TFX Airflow Tutorial

Overview

Overview

This tutorial is designed to help you learn to create your own machine learning pipelines using TensorFlow Extended (TFX) and Apache Airflow as the orchestrator. It runs on on Vertex AI Workbench, and shows integration with TFX and TensorBoard as well as interaction with TFX in a Jupyter Lab environment.

What you'll be doing?

You’ll learn how to create an ML pipeline using TFX

  • A TFX pipeline is a Directed Acyclic Graph, or "DAG". We will often refer to pipelines as DAGs.
  • TFX pipelines are appropriate when you will be deploying a production ML application
  • TFX pipelines are appropriate when datasets are large, or may grow to be large
  • TFX pipelines are appropriate when training/serving consistency is important
  • TFX pipelines are appropriate when version management for inference is important
  • Google uses TFX pipelines for production ML

Please see the TFX User Guide to learn more.

You'll follow a typical ML development process:

  • Ingesting, understanding, and cleaning our data
  • Feature engineering
  • Training
  • Analyzing model performance
  • Lather, rinse, repeat
  • Ready for production

Apache Airflow for Pipeline Orchestration

TFX orchestrators are responsible for scheduling components of the TFX pipeline based on the dependencies defined by the pipeline. TFX is designed to be portable to multiple environments and orchestration frameworks. One of the default orchestrators supported by TFX is Apache Airflow. This lab illustrates the use of Apache Airflow for TFX pipeline orchestration. Apache Airflow is a platform to programmatically author, schedule and monitor workflows. TFX uses Airflow to author workflows as directed acyclic graphs (DAGs) of tasks. The rich user interface makes it easy to visualize pipelines running in production, monitor progress, and troubleshoot issues when needed. Apache Airflow workflows are defined as code. This makes them more maintainable, versionable, testable, and collaborative. Apache Airflow is suited for batch processing pipelines. It is lightweight and easy to learn.

In this example, we are going to run a TFX pipeline on an instance by manually setting up Airflow.
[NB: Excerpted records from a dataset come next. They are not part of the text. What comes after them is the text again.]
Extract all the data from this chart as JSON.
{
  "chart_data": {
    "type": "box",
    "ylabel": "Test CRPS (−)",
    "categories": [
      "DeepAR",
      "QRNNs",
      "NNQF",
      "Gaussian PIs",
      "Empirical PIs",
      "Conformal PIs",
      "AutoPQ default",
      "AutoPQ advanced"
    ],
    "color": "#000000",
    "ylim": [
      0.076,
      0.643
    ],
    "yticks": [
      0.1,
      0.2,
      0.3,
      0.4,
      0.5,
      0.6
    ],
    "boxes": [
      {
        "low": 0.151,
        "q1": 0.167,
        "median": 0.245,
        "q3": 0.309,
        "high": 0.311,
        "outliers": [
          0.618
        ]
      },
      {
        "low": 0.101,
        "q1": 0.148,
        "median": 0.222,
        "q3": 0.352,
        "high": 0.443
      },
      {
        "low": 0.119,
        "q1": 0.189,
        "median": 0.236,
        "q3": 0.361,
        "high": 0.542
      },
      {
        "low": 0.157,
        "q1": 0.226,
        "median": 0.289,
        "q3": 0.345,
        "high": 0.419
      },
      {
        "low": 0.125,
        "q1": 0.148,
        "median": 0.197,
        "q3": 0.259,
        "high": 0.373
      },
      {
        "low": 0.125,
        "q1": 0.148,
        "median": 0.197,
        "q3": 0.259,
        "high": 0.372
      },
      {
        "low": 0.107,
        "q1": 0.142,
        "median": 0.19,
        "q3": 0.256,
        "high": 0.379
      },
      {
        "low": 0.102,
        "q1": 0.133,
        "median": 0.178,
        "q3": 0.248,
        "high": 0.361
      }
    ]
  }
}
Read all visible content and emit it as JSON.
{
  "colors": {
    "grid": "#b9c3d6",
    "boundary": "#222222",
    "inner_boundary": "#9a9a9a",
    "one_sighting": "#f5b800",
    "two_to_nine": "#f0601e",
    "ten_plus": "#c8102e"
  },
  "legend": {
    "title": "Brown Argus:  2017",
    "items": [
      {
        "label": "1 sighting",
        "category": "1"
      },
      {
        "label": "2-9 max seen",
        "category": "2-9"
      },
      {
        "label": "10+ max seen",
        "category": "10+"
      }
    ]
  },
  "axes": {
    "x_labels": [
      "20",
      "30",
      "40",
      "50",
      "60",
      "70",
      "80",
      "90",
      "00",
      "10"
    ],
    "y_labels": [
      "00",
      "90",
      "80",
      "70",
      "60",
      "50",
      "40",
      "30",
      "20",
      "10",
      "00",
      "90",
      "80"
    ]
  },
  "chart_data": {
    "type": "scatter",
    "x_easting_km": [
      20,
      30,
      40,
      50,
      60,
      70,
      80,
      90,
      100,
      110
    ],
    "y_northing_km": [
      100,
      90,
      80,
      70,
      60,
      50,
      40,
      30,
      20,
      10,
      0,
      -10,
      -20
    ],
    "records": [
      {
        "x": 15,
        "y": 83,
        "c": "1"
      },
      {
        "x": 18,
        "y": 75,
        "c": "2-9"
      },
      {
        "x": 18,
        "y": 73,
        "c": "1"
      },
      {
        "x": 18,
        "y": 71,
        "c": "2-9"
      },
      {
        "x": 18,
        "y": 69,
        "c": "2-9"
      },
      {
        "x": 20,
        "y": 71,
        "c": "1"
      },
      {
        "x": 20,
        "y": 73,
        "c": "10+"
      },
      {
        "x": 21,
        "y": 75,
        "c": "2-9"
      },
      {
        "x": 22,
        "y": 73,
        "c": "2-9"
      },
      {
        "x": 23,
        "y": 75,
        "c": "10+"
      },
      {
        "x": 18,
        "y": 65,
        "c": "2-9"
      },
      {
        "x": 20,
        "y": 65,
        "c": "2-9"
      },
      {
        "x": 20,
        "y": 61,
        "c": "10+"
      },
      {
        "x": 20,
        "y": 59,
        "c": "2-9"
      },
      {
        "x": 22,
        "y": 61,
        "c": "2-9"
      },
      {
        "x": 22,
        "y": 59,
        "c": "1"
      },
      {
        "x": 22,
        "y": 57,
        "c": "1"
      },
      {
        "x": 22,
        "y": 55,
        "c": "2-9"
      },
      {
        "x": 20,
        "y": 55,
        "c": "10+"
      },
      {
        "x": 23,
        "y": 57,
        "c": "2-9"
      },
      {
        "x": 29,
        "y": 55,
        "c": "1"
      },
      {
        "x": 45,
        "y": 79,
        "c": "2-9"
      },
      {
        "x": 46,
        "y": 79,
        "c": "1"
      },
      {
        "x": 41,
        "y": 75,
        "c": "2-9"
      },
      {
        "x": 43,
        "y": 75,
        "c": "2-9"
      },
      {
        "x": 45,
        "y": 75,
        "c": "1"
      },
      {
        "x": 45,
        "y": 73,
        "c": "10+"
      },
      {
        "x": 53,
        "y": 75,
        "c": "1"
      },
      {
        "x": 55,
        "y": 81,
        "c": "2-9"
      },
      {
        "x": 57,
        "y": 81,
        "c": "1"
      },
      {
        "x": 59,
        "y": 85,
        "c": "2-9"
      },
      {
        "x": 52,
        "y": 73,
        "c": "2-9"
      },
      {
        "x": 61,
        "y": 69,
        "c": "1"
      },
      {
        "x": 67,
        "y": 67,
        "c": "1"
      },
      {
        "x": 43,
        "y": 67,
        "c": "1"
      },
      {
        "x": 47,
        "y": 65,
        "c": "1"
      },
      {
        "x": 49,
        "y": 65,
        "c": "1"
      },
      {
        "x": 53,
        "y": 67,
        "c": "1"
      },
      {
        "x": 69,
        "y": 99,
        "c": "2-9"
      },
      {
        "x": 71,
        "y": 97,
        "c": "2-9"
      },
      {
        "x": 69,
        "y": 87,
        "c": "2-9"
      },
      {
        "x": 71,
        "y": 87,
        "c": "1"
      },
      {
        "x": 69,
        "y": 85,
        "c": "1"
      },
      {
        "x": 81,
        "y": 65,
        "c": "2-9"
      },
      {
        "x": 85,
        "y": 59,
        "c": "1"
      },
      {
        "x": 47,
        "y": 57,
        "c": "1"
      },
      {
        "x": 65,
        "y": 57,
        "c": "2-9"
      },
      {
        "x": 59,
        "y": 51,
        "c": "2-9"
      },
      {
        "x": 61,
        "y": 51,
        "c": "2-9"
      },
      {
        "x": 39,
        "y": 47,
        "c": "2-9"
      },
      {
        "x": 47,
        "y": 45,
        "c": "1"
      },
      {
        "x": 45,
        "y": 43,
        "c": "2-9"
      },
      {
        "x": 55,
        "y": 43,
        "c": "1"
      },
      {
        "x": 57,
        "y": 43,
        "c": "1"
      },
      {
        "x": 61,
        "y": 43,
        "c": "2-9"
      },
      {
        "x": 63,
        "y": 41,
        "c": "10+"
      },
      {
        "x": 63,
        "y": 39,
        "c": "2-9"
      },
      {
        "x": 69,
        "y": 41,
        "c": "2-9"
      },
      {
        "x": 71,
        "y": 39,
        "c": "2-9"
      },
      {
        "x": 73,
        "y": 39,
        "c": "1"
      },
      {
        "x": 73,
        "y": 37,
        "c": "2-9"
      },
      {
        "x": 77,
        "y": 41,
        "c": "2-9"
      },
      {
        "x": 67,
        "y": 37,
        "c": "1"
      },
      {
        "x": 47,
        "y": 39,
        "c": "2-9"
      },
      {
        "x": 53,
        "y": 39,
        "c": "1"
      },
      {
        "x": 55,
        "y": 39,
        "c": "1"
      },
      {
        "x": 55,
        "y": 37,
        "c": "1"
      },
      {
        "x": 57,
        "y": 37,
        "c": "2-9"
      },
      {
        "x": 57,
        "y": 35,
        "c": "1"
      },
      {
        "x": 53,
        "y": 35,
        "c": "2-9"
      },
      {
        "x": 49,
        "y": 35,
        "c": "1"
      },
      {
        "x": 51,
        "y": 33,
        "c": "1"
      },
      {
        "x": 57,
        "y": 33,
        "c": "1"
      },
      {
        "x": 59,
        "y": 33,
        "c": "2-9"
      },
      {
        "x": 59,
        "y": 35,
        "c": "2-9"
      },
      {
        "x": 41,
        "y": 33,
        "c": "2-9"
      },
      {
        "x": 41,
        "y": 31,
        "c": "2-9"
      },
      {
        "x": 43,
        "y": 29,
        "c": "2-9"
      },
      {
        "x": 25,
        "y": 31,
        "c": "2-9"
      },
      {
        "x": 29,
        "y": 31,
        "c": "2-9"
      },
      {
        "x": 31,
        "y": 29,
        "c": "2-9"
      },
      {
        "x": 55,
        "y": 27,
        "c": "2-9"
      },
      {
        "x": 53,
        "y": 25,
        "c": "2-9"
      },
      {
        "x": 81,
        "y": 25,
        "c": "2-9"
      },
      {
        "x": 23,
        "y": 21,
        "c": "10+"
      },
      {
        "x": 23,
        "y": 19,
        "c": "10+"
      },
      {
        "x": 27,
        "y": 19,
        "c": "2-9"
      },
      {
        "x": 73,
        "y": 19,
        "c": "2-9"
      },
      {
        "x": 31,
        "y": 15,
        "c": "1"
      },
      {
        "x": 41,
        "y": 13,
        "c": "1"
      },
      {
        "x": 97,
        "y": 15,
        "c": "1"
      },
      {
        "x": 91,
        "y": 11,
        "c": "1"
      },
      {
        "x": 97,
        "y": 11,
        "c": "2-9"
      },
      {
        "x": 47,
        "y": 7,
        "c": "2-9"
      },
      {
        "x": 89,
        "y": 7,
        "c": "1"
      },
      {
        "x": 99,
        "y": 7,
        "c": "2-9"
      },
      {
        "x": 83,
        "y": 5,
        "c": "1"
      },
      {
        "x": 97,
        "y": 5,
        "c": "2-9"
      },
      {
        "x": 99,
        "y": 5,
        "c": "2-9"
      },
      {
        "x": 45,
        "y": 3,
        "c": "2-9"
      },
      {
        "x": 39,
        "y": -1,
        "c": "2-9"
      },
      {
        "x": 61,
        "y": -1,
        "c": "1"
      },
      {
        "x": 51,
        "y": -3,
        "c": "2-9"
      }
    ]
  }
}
The other default orchestrators supported by TFX are Apache Beam and Kubeflow. Apache Beam can run on multiple data processing backends (Beam Ruunners). Cloud Dataflow is one such beam runner which can be used for running TFX pipelines. Apache Beam can be used for both streaming and batch processing pipelines.
Kubeflow is an open source ML platform dedicated to making deployments of machine learning (ML) workflows on Kubernetes simple, portable and scalable. Kubeflow can be used as an orchestrator for TFFX pipelines when they need to be deployed on Kubernetes clusters. In addition, you can also use your own custom orchestrator to run a TFX pipeline.

Read more about Airflow here.

Chicago Taxi Dataset

taxi.jpg

chicago.png

You'll be using the Taxi Trips dataset released by the City of Chicago.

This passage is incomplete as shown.